The king of Ammon was not interested in historical accuracy. He was searching for a justification for aggression.
Sadly, the same phenomenon is all too common today.
The Jewish connection to the Land of Israel is one of the best-documented relationships between a people and its homeland in human history. Long before the rise of Christianity or Islam, the Hebrew Bible recorded the Jewish presence in the land. Archaeological discoveries continue to uncover evidence of ancient Jewish kingdoms, Hebrew inscriptions, coins, seals and public buildings throughout the country.
Jerusalem served as the capital of the Jewish people more than three thousand years ago. Jews prayed toward it throughout centuries of exile and repeatedly sought to return. The modern State of Israel did not create the Jewish connection to the land. It restored Jewish sovereignty in the birthplace of Jewish civilization.
Yet despite the overwhelming historical evidence, the accusation of “stolen land" persists.
From university campuses to international organizations, from social media to diplomatic forums, Israel is routinely portrayed as an illegitimate colonial enterprise.
Like the king of Ammon, many of Israel’s detractors begin with a conclusion and then search for arguments to support it.
Facts become secondary, history becomes optional and truth becomes inconvenient.
The Haftorah teaches that such distortions are hardly new.
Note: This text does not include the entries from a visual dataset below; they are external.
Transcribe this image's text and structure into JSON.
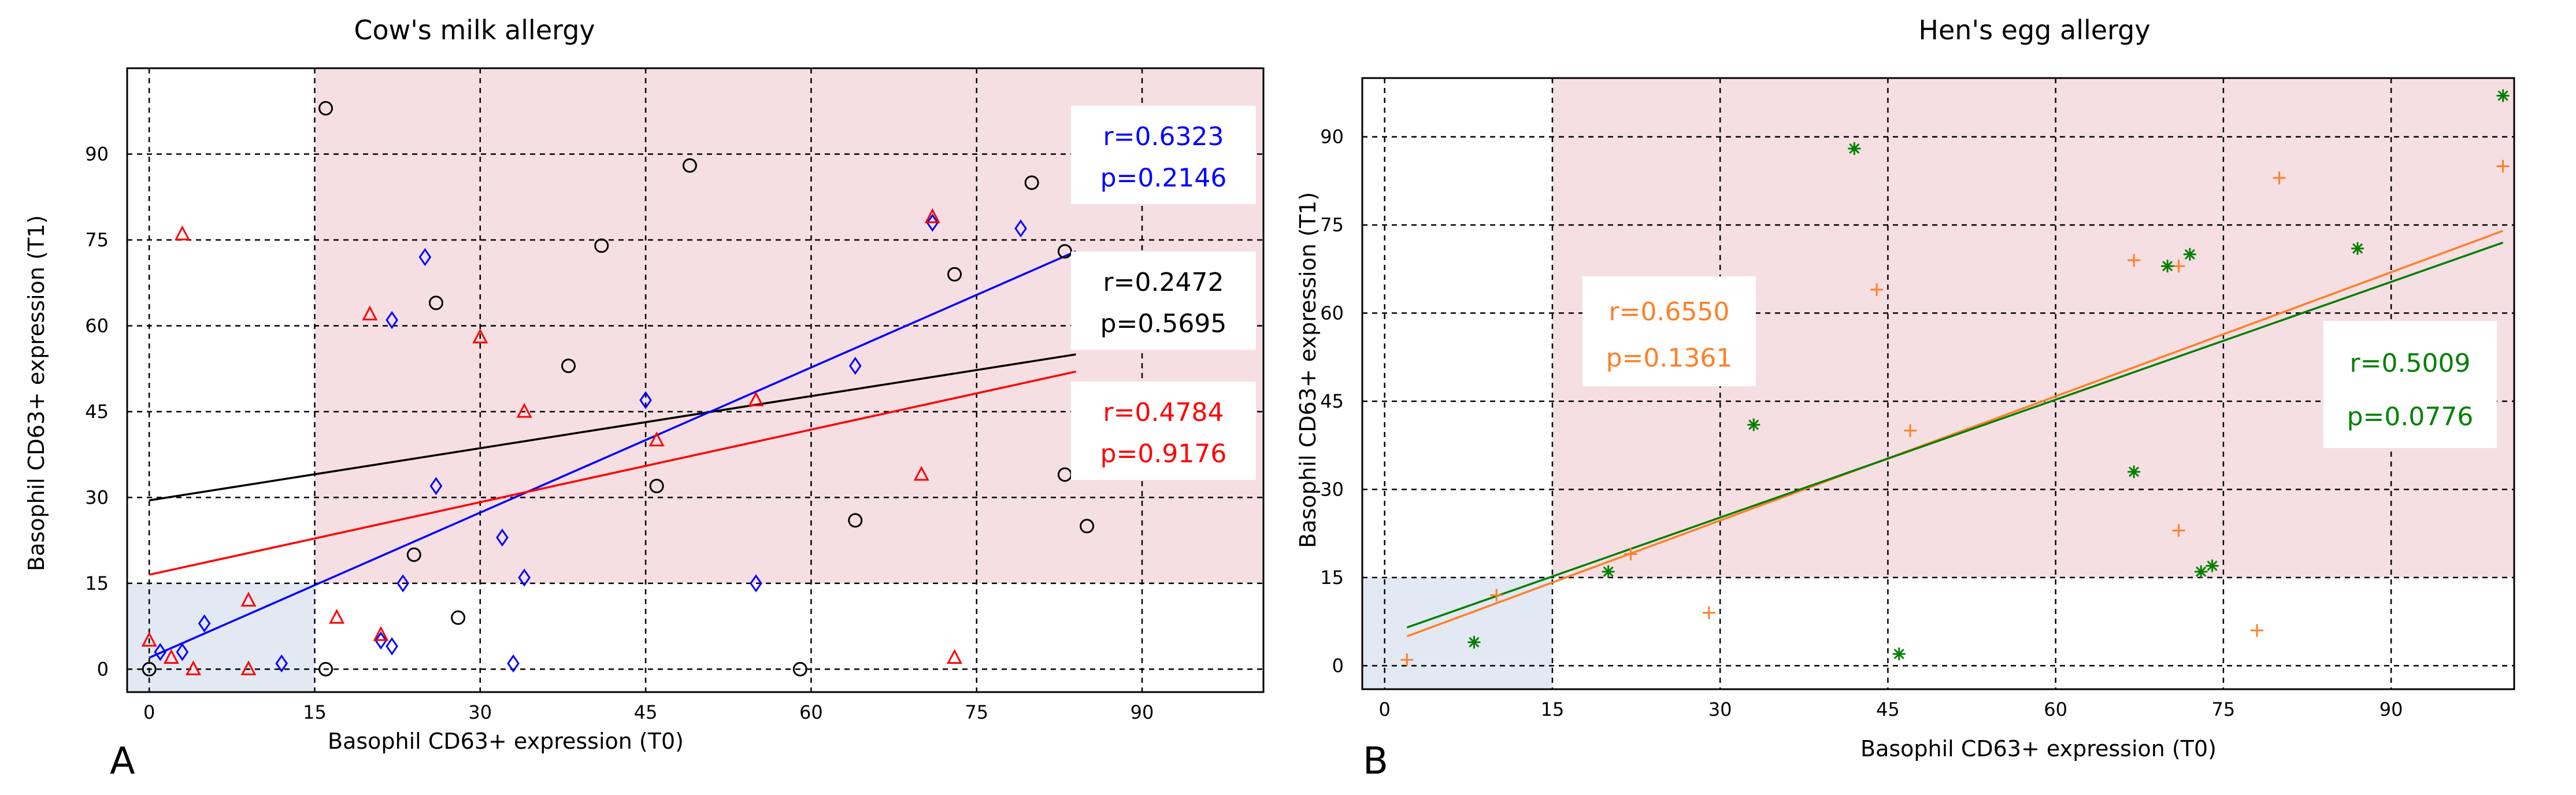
{
  "figure": {
    "panel_labels": [
      "A",
      "B"
    ]
  },
  "chart_data": [
    {
      "panel": "A",
      "type": "scatter",
      "title": "Cow's milk allergy",
      "xlabel": "Basophil CD63+ expression (T0)",
      "ylabel": "Basophil CD63+ expression (T1)",
      "xlim": [
        -2,
        101
      ],
      "ylim": [
        -4,
        105
      ],
      "xticks": [
        0,
        15,
        30,
        45,
        60,
        75,
        90
      ],
      "yticks": [
        0,
        15,
        30,
        45,
        60,
        75,
        90
      ],
      "grid": true,
      "shaded_regions": [
        {
          "name": "positive-region",
          "x": [
            15,
            101
          ],
          "y": [
            15,
            105
          ],
          "color": "#f6dfe3"
        },
        {
          "name": "positive-region",
          "x": [
            -2,
            15
          ],
          "y": [
            -4,
            15
          ],
          "color": "#e3e9f3"
        }
      ],
      "series": [
        {
          "name": "black",
          "marker": "circle",
          "color": "#000000",
          "points": [
            [
              0,
              0
            ],
            [
              16,
              98
            ],
            [
              16,
              0
            ],
            [
              26,
              64
            ],
            [
              24,
              20
            ],
            [
              28,
              9
            ],
            [
              38,
              53
            ],
            [
              41,
              74
            ],
            [
              46,
              32
            ],
            [
              49,
              88
            ],
            [
              59,
              0
            ],
            [
              64,
              26
            ],
            [
              73,
              69
            ],
            [
              80,
              85
            ],
            [
              83,
              73
            ],
            [
              83,
              34
            ],
            [
              85,
              25
            ]
          ],
          "fit": {
            "x": [
              0,
              84
            ],
            "y": [
              29.5,
              55
            ]
          },
          "annotation": {
            "r": "r=0.2472",
            "p": "p=0.5695"
          }
        },
        {
          "name": "blue",
          "marker": "diamond",
          "color": "#0000ff",
          "points": [
            [
              1,
              3
            ],
            [
              3,
              3
            ],
            [
              5,
              8
            ],
            [
              12,
              1
            ],
            [
              21,
              5
            ],
            [
              22,
              61
            ],
            [
              22,
              4
            ],
            [
              23,
              15
            ],
            [
              25,
              72
            ],
            [
              26,
              32
            ],
            [
              32,
              23
            ],
            [
              33,
              1
            ],
            [
              34,
              16
            ],
            [
              45,
              47
            ],
            [
              55,
              15
            ],
            [
              64,
              53
            ],
            [
              71,
              78
            ],
            [
              79,
              77
            ]
          ],
          "fit": {
            "x": [
              0,
              84
            ],
            "y": [
              2,
              73
            ]
          },
          "annotation": {
            "r": "r=0.6323",
            "p": "p=0.2146"
          }
        },
        {
          "name": "red",
          "marker": "triangle",
          "color": "#ff0000",
          "points": [
            [
              0,
              5
            ],
            [
              2,
              2
            ],
            [
              3,
              76
            ],
            [
              4,
              0
            ],
            [
              9,
              12
            ],
            [
              9,
              0
            ],
            [
              17,
              9
            ],
            [
              20,
              62
            ],
            [
              21,
              6
            ],
            [
              30,
              58
            ],
            [
              34,
              45
            ],
            [
              46,
              40
            ],
            [
              55,
              47
            ],
            [
              70,
              34
            ],
            [
              71,
              79
            ],
            [
              73,
              2
            ]
          ],
          "fit": {
            "x": [
              0,
              84
            ],
            "y": [
              16.5,
              52
            ]
          },
          "annotation": {
            "r": "r=0.4784",
            "p": "p=0.9176"
          }
        }
      ]
    },
    {
      "panel": "B",
      "type": "scatter",
      "title": "Hen's egg allergy",
      "xlabel": "Basophil CD63+ expression (T0)",
      "ylabel": "Basophil CD63+ expression (T1)",
      "xlim": [
        -2,
        101
      ],
      "ylim": [
        -4,
        100
      ],
      "xticks": [
        0,
        15,
        30,
        45,
        60,
        75,
        90
      ],
      "yticks": [
        0,
        15,
        30,
        45,
        60,
        75,
        90
      ],
      "grid": true,
      "shaded_regions": [
        {
          "name": "positive-region",
          "x": [
            15,
            101
          ],
          "y": [
            15,
            100
          ],
          "color": "#f6dfe3"
        },
        {
          "name": "positive-region",
          "x": [
            -2,
            15
          ],
          "y": [
            -4,
            15
          ],
          "color": "#e3e9f3"
        }
      ],
      "series": [
        {
          "name": "orange",
          "marker": "plus",
          "color": "#ff7f27",
          "points": [
            [
              2,
              1
            ],
            [
              10,
              12
            ],
            [
              22,
              19
            ],
            [
              29,
              9
            ],
            [
              44,
              64
            ],
            [
              47,
              40
            ],
            [
              67,
              69
            ],
            [
              71,
              68
            ],
            [
              71,
              23
            ],
            [
              78,
              6
            ],
            [
              80,
              83
            ],
            [
              100,
              85
            ]
          ],
          "fit": {
            "x": [
              2,
              100
            ],
            "y": [
              5,
              74
            ]
          },
          "annotation": {
            "r": "r=0.6550",
            "p": "p=0.1361"
          }
        },
        {
          "name": "green",
          "marker": "asterisk",
          "color": "#008000",
          "points": [
            [
              8,
              4
            ],
            [
              20,
              16
            ],
            [
              33,
              41
            ],
            [
              42,
              88
            ],
            [
              46,
              2
            ],
            [
              67,
              33
            ],
            [
              70,
              68
            ],
            [
              72,
              70
            ],
            [
              73,
              16
            ],
            [
              74,
              17
            ],
            [
              87,
              71
            ],
            [
              100,
              97
            ]
          ],
          "fit": {
            "x": [
              2,
              100
            ],
            "y": [
              6.5,
              72
            ]
          },
          "annotation": {
            "r": "r=0.5009",
            "p": "p=0.0776"
          }
        }
      ]
    }
  ]
}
Already in the days of the Judges, Israel found itself confronting efforts to rewrite the past in order to delegitimize the Jewish people’s presence in their land.
Yiftach’s response offers an important lesson.
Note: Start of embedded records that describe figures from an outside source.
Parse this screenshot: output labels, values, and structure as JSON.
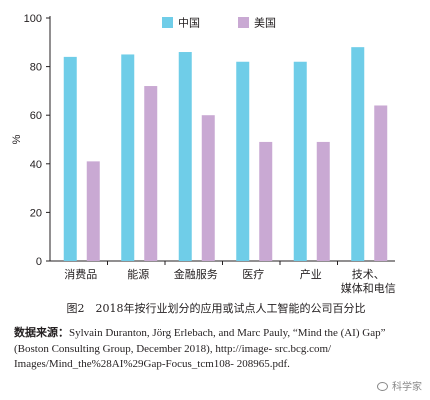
{
  "chart_data": {
    "type": "bar",
    "categories": [
      "消费品",
      "能源",
      "金融服务",
      "医疗",
      "产业",
      "技术、\n媒体和电信"
    ],
    "series": [
      {
        "name": "中国",
        "color": "#6fcde8",
        "values": [
          84,
          85,
          86,
          82,
          82,
          88
        ]
      },
      {
        "name": "美国",
        "color": "#c9a9d3",
        "values": [
          41,
          72,
          60,
          49,
          49,
          64
        ]
      }
    ],
    "ylabel": "%",
    "ylim": [
      0,
      100
    ],
    "yticks": [
      0,
      20,
      40,
      60,
      80,
      100
    ],
    "legend_position": "top",
    "grid": false
  },
  "caption": "图2　2018年按行业划分的应用或试点人工智能的公司百分比",
  "source": {
    "label": "数据来源：",
    "text": "Sylvain Duranton, Jörg Erlebach, and Marc Pauly, “Mind the (AI) Gap” (Boston Consulting Group, December 2018), http://image- src.bcg.com/ Images/Mind_the%28AI%29Gap-Focus_tcm108- 208965.pdf."
  },
  "watermark": "科学家"
}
He did not ignore the accusation nor did he simply dismiss it. Instead, he confronted it directly, marshaling facts, history and evidence to expose its falsehood.
In an age when misinformation spreads with unprecedented speed, that remains our task as well.
We cannot assume that the truth will speak for itself.
We must know our history. We must be prepared to articulate it. And we must have the confidence to challenge those who seek to erase it.
The dispute between Yiftach and the king of Ammon was not merely a disagreement over territory. It was a battle over historical memory.
And it is a battle that, in many ways, continues to this very day. Our task now is to wage it with uncompromising determination.